I can think of a lot of times in the last few months when I was brave to show my face. I was brave to show my face at work the day after my breakup. It was red and blotchy, not merely snotty but pouring with snot, and prone to crumple at the slightest setback. I was brave to show my face at work again, weeks later, when my medication had reacted badly with alcohol and I had spent two days puking after going out for drinks on the company account. It was shamefaced and pale, no matter that it wasn’t my fault, it knew it had done wrong. But I can also tell you when I wasn’t brave to show my face: every single day that I chose not to wear makeup.

In spite of the fact that, in a world where women are risking their lives for their right to be educated, for their right to freedom, for their right to have their voices heard, I would never dare to call myself brave, other women have been calling me just that.

“I love that you don’t wear makeup! It’s so brave!”

“I wish I was brave enough to go barefaced!”

When did we allow leaving the house in our natural state to become an act of absolute courage? It’s not just my friends that compliment me on the audacity to go without makeup, but also strangers, women I have never met come up to me in the supermarket and compliment me. Two drinks in on a Friday night, women sidle up to me at the bar: “You’re so brave! I love that!”

I’m hardly the first person to discover this phenomenon, in 2014 £8 million was raised for cancer research in just six days by women daring to put ‘No Makeup Selfies’ on the internet for all to see. The idea of letting your friends and loved ones see you without makeup was so stunning, so extreme, so brave, that people actually donated money to charity, so inspired were they by our acts of politicised facial nudity.

Makeup was once considered an expression of female emancipation. In the 1920s, women wore heavy eye makeup and lipstick to identify themselves as women liberated from the control of society. Painting our faces was a war cry against patriarchal oppression, women rejected the image of the angel of the hearth, embracing identities as her enemy: the seductress, the fallen woman, the whore. And yet, here we are, full circle, fully made up and living in a world where daring to show your natural face isn’t even ‘bad’ — it’s brave. 

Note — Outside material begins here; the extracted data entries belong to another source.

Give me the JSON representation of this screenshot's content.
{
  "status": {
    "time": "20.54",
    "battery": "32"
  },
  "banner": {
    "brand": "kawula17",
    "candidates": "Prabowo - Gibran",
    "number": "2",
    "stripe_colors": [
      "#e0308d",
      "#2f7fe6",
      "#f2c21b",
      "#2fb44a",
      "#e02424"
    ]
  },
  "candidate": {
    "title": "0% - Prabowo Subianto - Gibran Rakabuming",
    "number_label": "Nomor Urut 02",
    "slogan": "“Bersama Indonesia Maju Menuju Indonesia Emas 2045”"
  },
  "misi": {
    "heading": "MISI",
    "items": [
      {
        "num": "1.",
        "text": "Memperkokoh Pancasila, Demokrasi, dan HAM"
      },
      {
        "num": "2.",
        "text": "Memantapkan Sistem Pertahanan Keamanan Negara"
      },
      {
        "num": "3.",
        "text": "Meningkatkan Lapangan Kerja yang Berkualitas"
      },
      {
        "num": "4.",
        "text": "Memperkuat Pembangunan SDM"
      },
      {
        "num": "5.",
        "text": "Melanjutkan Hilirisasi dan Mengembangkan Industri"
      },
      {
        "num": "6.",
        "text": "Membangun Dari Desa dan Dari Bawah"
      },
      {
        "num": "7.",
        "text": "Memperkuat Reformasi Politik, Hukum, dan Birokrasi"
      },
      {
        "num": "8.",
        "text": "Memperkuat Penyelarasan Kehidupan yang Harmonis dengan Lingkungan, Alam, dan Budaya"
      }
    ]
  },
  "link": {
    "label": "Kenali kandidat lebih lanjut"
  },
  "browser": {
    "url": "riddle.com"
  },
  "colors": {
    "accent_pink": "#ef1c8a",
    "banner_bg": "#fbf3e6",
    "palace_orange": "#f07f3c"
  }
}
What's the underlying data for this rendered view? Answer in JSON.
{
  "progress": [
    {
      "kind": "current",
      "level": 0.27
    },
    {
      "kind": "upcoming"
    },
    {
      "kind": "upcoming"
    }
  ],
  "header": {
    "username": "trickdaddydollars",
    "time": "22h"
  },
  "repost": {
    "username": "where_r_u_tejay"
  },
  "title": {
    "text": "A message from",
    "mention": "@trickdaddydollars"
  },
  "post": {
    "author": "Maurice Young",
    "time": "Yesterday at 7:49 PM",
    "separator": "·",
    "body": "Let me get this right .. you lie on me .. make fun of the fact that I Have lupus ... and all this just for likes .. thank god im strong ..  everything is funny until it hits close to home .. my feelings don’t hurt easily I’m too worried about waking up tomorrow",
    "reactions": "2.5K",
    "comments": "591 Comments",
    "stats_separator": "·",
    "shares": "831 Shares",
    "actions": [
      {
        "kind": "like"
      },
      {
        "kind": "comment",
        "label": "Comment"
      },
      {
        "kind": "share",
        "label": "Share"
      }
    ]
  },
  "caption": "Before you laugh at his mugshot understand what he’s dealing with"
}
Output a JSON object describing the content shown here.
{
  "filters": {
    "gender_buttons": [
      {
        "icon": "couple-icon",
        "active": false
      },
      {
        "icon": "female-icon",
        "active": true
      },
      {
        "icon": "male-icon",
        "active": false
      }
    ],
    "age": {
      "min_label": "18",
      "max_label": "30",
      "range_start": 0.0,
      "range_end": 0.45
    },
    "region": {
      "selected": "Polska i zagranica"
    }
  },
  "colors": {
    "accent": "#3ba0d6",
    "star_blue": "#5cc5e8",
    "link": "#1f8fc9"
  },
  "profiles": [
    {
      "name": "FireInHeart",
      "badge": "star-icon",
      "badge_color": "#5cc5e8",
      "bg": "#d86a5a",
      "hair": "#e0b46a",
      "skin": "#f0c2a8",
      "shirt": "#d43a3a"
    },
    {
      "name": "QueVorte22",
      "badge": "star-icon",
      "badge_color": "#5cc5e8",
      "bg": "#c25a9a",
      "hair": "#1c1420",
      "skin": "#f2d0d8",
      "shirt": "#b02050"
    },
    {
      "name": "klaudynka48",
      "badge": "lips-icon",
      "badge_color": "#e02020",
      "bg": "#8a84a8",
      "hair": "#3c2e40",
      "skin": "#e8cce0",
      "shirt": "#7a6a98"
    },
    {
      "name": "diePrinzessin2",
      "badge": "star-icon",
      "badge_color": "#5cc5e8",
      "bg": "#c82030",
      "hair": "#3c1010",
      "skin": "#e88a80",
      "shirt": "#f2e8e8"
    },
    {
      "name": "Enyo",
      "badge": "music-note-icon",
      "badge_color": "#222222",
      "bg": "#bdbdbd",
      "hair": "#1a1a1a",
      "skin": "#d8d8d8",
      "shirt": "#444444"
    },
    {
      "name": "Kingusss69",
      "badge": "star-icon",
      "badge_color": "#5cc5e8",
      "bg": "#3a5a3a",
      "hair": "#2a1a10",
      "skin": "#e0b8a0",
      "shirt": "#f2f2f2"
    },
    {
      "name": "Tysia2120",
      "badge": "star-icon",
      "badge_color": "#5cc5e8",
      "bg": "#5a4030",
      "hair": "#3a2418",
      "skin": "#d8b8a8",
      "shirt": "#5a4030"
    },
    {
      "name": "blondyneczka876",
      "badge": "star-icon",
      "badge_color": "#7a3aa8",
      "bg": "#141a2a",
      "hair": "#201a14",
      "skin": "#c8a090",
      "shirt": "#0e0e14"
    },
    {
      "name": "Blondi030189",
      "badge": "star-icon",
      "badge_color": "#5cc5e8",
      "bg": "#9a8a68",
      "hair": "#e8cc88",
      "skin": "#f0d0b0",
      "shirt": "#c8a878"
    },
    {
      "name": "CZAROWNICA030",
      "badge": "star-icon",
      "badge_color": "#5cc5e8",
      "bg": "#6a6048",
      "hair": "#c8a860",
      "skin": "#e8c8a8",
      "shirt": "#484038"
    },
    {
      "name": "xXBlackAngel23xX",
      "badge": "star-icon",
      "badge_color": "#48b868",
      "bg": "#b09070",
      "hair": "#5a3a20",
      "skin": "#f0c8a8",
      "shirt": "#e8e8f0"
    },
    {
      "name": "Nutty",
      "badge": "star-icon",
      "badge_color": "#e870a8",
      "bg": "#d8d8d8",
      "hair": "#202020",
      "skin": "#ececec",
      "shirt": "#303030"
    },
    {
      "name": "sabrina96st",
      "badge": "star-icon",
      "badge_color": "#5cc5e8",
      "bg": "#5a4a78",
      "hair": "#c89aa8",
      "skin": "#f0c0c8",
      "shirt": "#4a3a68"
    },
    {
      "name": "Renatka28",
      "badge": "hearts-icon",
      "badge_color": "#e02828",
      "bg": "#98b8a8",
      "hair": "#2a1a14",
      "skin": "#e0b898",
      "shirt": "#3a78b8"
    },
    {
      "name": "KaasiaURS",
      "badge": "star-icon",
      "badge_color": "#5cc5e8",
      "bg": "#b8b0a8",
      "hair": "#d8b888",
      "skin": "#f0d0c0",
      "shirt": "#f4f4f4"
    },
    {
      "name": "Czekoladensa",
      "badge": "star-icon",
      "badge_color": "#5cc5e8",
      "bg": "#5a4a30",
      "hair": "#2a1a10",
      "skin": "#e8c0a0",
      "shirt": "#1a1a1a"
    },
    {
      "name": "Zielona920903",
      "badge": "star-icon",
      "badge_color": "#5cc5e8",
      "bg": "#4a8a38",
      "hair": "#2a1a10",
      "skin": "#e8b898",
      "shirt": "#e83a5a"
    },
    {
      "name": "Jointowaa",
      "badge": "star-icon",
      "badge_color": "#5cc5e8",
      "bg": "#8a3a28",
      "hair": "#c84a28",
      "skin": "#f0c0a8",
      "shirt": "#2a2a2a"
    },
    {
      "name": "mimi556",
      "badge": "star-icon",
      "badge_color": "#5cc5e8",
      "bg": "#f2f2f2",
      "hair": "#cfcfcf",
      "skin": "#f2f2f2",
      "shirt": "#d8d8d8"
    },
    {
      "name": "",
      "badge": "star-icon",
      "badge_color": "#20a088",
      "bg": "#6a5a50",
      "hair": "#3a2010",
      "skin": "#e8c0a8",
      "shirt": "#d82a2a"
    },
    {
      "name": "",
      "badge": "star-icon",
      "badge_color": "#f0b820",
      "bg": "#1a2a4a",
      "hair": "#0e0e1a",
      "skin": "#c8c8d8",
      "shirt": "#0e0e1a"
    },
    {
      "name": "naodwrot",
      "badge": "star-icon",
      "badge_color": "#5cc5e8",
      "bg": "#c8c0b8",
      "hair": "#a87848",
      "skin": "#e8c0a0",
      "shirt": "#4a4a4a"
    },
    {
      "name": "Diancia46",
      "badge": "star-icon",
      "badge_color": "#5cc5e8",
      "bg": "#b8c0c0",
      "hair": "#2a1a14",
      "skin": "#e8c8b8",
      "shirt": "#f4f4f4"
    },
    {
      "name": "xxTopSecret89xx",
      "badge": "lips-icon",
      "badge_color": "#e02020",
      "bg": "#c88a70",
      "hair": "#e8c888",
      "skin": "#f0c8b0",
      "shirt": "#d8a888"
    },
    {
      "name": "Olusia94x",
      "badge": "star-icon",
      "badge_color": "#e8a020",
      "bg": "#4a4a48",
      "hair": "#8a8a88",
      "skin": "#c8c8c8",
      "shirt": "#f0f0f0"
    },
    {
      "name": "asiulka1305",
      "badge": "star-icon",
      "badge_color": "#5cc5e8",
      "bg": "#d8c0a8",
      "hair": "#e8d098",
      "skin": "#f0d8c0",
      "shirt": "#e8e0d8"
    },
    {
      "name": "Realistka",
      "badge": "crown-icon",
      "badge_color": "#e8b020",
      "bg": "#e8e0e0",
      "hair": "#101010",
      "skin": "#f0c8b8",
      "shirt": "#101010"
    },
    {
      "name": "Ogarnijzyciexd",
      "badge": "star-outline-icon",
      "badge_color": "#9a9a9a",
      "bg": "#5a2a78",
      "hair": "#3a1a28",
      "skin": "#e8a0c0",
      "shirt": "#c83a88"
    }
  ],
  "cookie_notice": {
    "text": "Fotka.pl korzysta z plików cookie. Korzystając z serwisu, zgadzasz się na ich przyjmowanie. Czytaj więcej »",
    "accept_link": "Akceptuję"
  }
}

My wonder at this bizarre attitude to going au naturel was heightened even further when two women I work with, both around my age, were discussing how unprofessional it looks to go to a meeting without makeup. Even in a business suit, with styled hair, they deemed that you couldn’t possibly expect anyone to take you seriously unless you were wearing a full face of makeup. As someone who rarely wears more than mascara during the week, and never applies a full face of makeup except for the most important of nights out, this means that I have look unprofessional at all times since the start of my graduate career. Every meeting I’ve ever had, every outstanding piece of content I have ever written, every time I’ve stood my ground over demanding to be paid the same as my male colleagues, I’ve appeared completely unprofessional without even knowing it. We ask why there aren’t more tenured female professors, more women in parliament, more women on boards, more women in charge of companies, and then we turn around and hold these women to ridiculous fabricated beauty standards as they try to do their jobs. Something needs to change.

It should be brave to stand up for the injustice that you see.

It should be brave to speak up for another woman who does not have a voice.

It should be brave to push forward for that promotion, to apply for that job, to chair that meeting, to start that company.

But it should not, it should never be, brave to go out without makeup.